Karen Valladares (Honduras, 1984). Poeta e gestora cultural. Ex-integrante das oficinas Edilberto Cardona Bulnes e Máscara Solta. Foi membro da Associação Nacional de Escritores de Honduras (ANDEH). Codiretora da revista Metáfora, membro fundador do movimento literário Poetas del Grado Cero. Membro da editora de papelão Grado Cero. Textos traduzidos para inglês, alemão e polonês. Publicou: Ciudad Inversa (Grado Cero, 2010). Seu trabalho está incluído em antologias como: Sociedad anónima (editorial pez dulce, 2007); Antología 2017, nuevos poetas contemporáneos de América Latina (Miselena Caserola, Argentina, 2010); Recopilación de poesía femenina iberoamericana (Cascadas de palabras, 2010); Canto de sirenas, autoras iberoamericanas; Barcos sobre el agua natal, antología de poesía hispanoamericana del siglo XXI, editorial Litoral. Seus poemas aparecem em importantes revistas de literatura latino-americana.
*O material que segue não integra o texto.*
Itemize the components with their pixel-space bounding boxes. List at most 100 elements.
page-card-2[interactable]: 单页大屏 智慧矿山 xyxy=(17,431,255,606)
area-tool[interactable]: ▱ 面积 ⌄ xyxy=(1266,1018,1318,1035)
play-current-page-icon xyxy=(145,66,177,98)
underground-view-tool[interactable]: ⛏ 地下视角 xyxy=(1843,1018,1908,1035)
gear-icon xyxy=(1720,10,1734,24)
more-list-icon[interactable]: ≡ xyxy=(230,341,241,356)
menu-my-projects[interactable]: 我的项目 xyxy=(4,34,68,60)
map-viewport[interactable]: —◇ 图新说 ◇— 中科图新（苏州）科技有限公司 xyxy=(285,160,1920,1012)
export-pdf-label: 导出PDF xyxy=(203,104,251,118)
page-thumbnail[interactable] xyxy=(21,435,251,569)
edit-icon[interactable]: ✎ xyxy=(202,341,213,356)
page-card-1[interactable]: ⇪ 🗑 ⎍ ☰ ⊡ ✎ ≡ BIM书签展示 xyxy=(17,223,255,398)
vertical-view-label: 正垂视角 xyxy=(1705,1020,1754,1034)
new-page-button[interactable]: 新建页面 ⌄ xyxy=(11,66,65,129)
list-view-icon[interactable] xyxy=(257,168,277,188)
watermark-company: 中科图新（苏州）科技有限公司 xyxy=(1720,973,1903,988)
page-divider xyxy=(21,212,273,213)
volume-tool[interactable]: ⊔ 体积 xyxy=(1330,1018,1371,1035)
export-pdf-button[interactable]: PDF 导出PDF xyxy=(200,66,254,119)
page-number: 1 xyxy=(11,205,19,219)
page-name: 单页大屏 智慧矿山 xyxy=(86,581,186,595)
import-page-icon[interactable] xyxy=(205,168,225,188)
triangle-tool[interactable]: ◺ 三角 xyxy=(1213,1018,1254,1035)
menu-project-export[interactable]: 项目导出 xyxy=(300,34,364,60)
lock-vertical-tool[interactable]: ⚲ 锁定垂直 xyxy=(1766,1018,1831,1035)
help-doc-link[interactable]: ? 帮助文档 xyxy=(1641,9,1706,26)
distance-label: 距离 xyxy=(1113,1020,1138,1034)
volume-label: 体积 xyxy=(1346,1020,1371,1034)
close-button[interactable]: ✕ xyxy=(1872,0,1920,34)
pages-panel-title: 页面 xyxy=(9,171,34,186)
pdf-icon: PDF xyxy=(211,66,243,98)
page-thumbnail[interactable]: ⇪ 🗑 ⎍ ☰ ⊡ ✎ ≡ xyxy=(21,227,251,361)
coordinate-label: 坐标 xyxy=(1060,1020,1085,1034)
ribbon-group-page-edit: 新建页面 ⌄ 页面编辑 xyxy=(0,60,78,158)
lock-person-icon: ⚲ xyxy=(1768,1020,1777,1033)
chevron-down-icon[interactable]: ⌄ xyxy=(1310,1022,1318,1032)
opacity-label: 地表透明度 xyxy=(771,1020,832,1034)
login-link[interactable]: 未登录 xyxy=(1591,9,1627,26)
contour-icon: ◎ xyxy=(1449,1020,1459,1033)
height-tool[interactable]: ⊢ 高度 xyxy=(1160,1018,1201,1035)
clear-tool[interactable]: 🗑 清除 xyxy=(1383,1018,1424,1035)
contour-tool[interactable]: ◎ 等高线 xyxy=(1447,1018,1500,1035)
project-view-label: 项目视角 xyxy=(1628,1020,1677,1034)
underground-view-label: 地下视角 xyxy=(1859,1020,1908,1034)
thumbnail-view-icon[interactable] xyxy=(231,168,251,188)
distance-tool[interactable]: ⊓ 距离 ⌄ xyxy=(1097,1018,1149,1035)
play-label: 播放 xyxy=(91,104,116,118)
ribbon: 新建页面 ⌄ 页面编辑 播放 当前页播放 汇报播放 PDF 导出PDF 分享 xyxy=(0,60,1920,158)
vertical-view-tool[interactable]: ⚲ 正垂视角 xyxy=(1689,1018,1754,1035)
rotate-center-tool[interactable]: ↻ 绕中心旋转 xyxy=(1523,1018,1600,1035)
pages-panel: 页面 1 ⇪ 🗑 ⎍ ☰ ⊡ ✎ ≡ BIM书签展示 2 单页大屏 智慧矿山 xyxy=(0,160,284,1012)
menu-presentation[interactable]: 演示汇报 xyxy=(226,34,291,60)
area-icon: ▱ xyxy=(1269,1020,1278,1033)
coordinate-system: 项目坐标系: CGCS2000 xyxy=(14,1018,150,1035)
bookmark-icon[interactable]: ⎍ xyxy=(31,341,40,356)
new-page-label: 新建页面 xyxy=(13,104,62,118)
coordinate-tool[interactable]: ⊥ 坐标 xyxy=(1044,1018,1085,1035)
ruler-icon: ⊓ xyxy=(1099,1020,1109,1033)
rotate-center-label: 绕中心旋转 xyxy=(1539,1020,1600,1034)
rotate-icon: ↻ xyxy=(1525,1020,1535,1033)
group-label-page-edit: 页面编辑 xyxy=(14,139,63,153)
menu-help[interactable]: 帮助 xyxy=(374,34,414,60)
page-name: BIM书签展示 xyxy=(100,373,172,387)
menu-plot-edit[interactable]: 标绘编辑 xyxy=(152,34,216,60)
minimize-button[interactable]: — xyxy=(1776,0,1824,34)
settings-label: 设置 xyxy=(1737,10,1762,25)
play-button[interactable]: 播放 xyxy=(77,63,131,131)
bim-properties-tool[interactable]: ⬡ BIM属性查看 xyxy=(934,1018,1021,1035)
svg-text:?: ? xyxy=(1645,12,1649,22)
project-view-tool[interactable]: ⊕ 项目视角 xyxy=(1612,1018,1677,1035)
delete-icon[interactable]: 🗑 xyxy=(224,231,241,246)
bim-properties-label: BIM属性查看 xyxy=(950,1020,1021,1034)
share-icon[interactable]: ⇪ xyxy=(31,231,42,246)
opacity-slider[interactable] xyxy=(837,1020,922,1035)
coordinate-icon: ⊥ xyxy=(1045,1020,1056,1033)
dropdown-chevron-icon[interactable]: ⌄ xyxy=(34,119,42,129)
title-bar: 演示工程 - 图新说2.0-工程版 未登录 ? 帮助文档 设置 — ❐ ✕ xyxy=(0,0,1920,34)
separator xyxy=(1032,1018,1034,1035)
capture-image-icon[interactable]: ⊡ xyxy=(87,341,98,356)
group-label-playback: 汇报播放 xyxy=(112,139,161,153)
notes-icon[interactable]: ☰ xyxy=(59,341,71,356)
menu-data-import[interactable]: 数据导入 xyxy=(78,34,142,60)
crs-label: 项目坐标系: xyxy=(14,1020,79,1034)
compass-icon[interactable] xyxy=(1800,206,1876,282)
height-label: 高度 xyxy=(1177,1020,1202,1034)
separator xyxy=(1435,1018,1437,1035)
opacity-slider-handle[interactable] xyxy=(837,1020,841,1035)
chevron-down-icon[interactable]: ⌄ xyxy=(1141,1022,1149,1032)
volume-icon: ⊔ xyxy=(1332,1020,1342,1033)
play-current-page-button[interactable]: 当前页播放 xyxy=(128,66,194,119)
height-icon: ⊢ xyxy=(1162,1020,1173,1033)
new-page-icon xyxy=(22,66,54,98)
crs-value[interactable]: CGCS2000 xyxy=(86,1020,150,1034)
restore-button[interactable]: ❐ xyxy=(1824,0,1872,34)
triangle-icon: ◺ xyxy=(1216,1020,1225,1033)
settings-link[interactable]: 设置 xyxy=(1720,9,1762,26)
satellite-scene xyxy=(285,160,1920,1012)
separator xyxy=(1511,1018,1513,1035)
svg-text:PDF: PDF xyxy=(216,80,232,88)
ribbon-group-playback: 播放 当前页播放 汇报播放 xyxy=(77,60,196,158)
Participou de vários festivais e encontros literários em seu país e no exterior, entre os quais se destacam: 1º Encontro Centro-Americano de Escritores, Honduras, 2005. El pacificoscribes, Acapulco, Gro, México, 2010. 1º Encontro Latino-Americano de poesia jovem Vásquez de Coronado, Costa Rica, 2010. XX edição do FIPR (Festival Internacional de Poesia de Rosário), Argentina, 2012.


CIDADE INVERSA

Ninguém sonha com o mundo
Jorge Luis Borges

A cidade
é uma lâmpada
um leque.
Por vezes
é um pássaro,
espelho da morte,
poeira de nosso próprio corpo.
Uma criança que nos usa como pipa,
um cachorro que lambe nossas sombras.
Homens e mulheres
que avançam em qualquer direção.
Às vezes simplesmente não avançam.
É longa,
imóvel
sem fôlego.
A cidade não é nada mais
restos de lixo
voando em um céu negro
ou azul
ou amarelo.
Esta cidade
é como um verso ruim
“É uma batalha silenciosa no crepúsculo,
Um toque de guitarra ou uma espada velha.”
A cidade
é um rio
carregado de pedras
onde a pedra atinge o rio.
Esta cidade,
esta cidade precisamente
é o mundo
com o qual ninguém sonha.


AMANHEÇO

Eu amanheço, e não precisamente na manhã.
Abro os olhos e caminham devagar, procurando o que se desconhece.
Aqui as primeiras horas engolfam completamente a casa.
Algo continua batendo dentro de mim
e meu corpo estendido na cama,
pensando em tudo
pensando com os olhos abertos
com as mãos abertas
com o coração aberto como uma flor
com as palavras abertas, embora mudas,
com os pássaros noturnos indo para seu ninho
e não para meu telhado
e não para minhas árvores
e não para meu quintal
e não para pender nas varandas
a cantar o que vier à mente.
Amanheço, e não precisamente na manhã
não precisamente na tarde
não precisamente na madrugada.
Aqui o tempo disseca
torna-se outro
se reinventa
renasce
foge
e volta sempre que quiser.
Eu amanheço
e não precisamente
nas jornadas corretas do tempo.


FALAREI DE MINHA INFÂNCIA

Vou falar das pequenas crueldades da infância
Anne Sexton

Falarei de minha infância,
de meus vestidos quadriculados,
de meus pulsos empoeirados,
de minha casa de madeira.
E direi que sou a segunda filha,
que sou a única mulher,
aquela que sempre brincou sozinha,
com todos os fantasmas da casa,
a temerosa.
Falarei de minha infância,
de todas as doenças que me cercavam,
do vento que congelou a janela desmoronada,
de todas as vezes que meus pais chegaram do trabalho no meio da noite,
das vozes que vinham do quintal,
dos fantasmas que falaram comigo de dentro do armário,
de dentro do livro antigo que nunca tentei ler
cujo título não recordo.
Do vidro embaçado do espelho,
novamente o espelho embaçado.
Falarei de minha infância
sem medo de regressar a ela
para voltar a vivê-la
voltar a andar,
com os joelhos empoeirados,
os cabelos compridos até a cintura,
a timidez fria em meus olhos,
o silêncio transbordando de minha boca,
a solidão em meu quarto,
a solidão em todas as paredes de minha casa,
a solidão,
sempre a solidão
silenciando minha voz inocente
que guardei durante toda a infância.